Print quality mattered in early science fiction fanzines. The credibility of the editors and authors was projected by the appearance of their publications — and this sometimes translated into professional opportunities. Access to a printing press in the 1930s was a luxury most couldn’t afford.
Beginning in 1932, Conrad H. Ruppert reshaped the world of fan publications with the printing press he bought with money saved by working in his father’s bakery. He printed issues of the most prominent fanzines of the period, including The Time Traveller, Science Fiction Digest, and Charles D. Hornig’s The Fantasy Fan. It’s not unreasonable to assert that the professional appearance of Hornig’s leaflet-sized ‘zine contributed to his ascension to the editorship of Wonder Stories at the age of 17. (You can read much more about Conrad H. Ruppert here.)
Without a friend like Ruppert, fans were limited to the only only affordable means of duplication at the time — the hectograph and the mimeograph. Both were limited in the quality and detail of reproduction. Many fanzine experimented with both, as seen in the evolution of Walter E. Marconette’s Scienti-Snaps.
But in early 1939, a new printing technology — lithography — began to radically transform the look and feel of fanzines. I say ‘new,’ because we haven’t seen any examples of this technique used in fan publications prior to 1939.
Lithography was invented in the late 1700s, when slabs of limestone were inscribed with grease pencil and rolled with ink. Rotary offset lithography using metal plates was developed in 1875. Technology for Photostats, an early version of photographic reproduction, was developed in the early 1900s.
In 1939, Larry Farsaci was an active fan and a founding member of the Fantasy Amateur Press Association (FAPA). In the March FAPA mailing that year (#7), he included a single-sheet lithographed image. This is the earliest example we’ve seen in fan-produced material.
The difference in clarity and resolution between this litho image and previous hecto or mimeo reproductions is immediately evident. Later in 1939, Fantasy News published a lithographed image on its cover. Ad Astra followed suit in its January 1940 issue with an image described as a “planograph.”
In 1940 and 1941, the first fully-lithographed fanzines appeared. A notable example is the successor to Scienti-Snaps, Marconette’s Bizarre.
Another ambitious example, the “semi-professional” magazine Stardust, edited by William Lawrence Hamling.
Fanzines using lithography gave the publications a step-function upgrade in attractiveness and readability. Great! But it’s not like lithography was new to the world. The question we’re working to answer is: What changed that made it possible for fanzines to utilize this method of printing?
- Did the cost of lithography (aka offset printing) significantly decline, perhaps due to some technical innovation?
- Did fans have more money to spend?

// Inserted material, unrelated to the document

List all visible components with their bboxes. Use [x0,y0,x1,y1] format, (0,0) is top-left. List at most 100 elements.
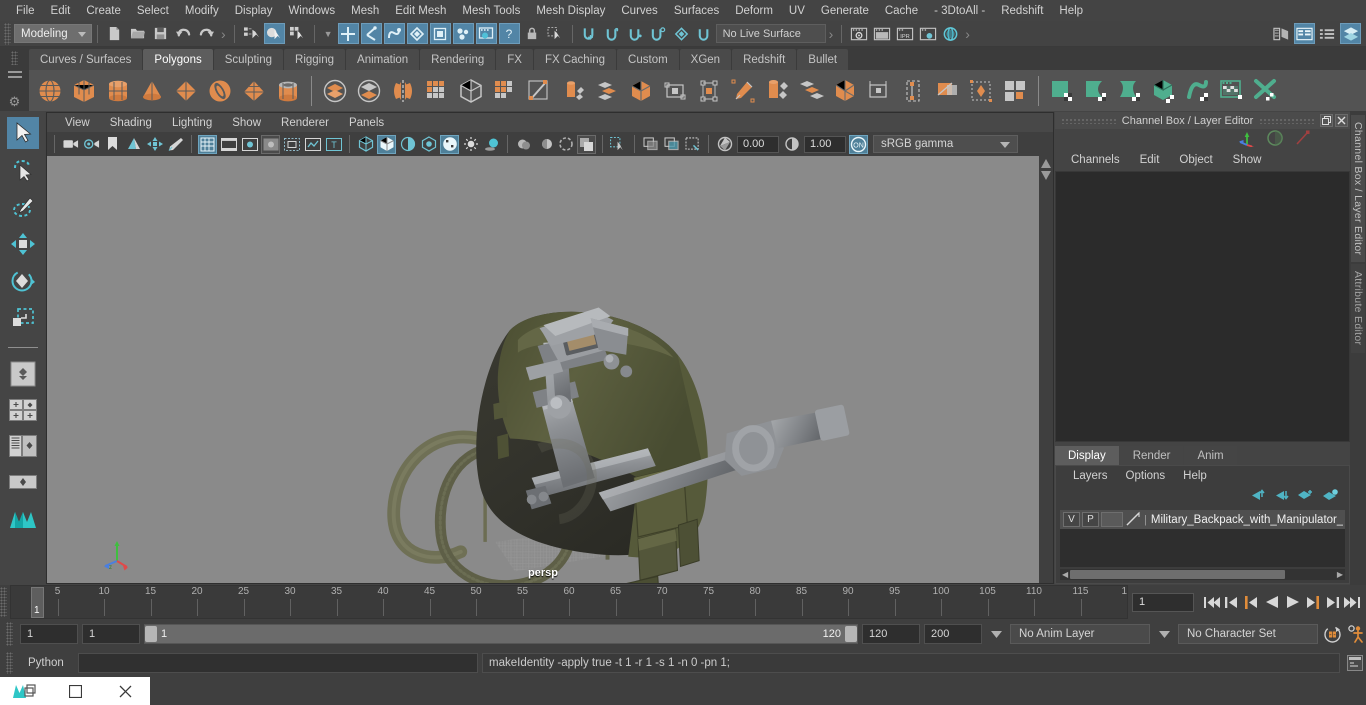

Possible, since the Great Depression had largely abated.
- Was there a “Conrad H. Ruppert of lithography?” Marconette gives credit to the staff of Stardust for assistance in the production of Bizarre.
After substantial digging and help from a number of printing historians, we’ve been able to stitch together a strong hypothesis for this transition. The primary factor appears to be the growing availability of low-cost, easy-to-operate offset lithography equipment through the mid-1930s and early 1940s. Other developments also likely contributed, including new “photo-resist” (light-sensitive) coatings for creating lithograph plates via photography.
A major clue was provided by Walter J. Daugherty’s fanzine Fan, number 7, March 1946. The issue was dedicated to a single article titled “How to Print an Amateur Paper.” We sourced our copy from two collectors: John L. Coker III provided a partial copy that led us to the material, and Sam McDonald was able to supply the critical pages that refer specifically to offset lithography.
From this we know that by 1946 offset photo-lithography was available in “all large cities” at reasonable rates — $3 in 1946 translates to about $42 today. Most fanzines had circulations well below 300.
One word in this article led us to a key insight: “Multilith.” This isn’t a generic term for a printing technology. It’s a brand name, and refers to a line of offset printing presses manufactured by the Addressograph-Multigraph Corporation of Cleveland, Ohio (hereinafter AM).
This company is a fascinating case study of a firm that prospered during the Great Depression, at least in part by continuing to invest in research and development. From their annual reports, we can see their introduction of a series of offset presses that were central to the more general and affordable availability of lithography.
In 1933, AM patented and introduced the Multilith Model 1227, likely the first office-sized, electrically-powered offset printhead.
In 1938, AM reported that the Multilith had become a substantial part of their business — an indication that this equipment was reaching a wider audience.
In 1941, AM advanced this product line with the introduction of the Multilith Model 1250. This press and its namesake successors appear to have dominated small-shop and office lithography for the next few decades. Some of these machines are still in use today.
This is almost certainly the model of offset press referred to in the 1946 article.
By 1939, the First Fans were mostly young adults. Some had jobs (though many did not) and so were in a position to take advantage of this superior and now-accessible printing technology. The ability to easily replicate finely-detailed originals through photography enabled new levels of artistic expression. It seems apparent that these factors came together in the late 1930s to spur a dramatic advance in fan publishing.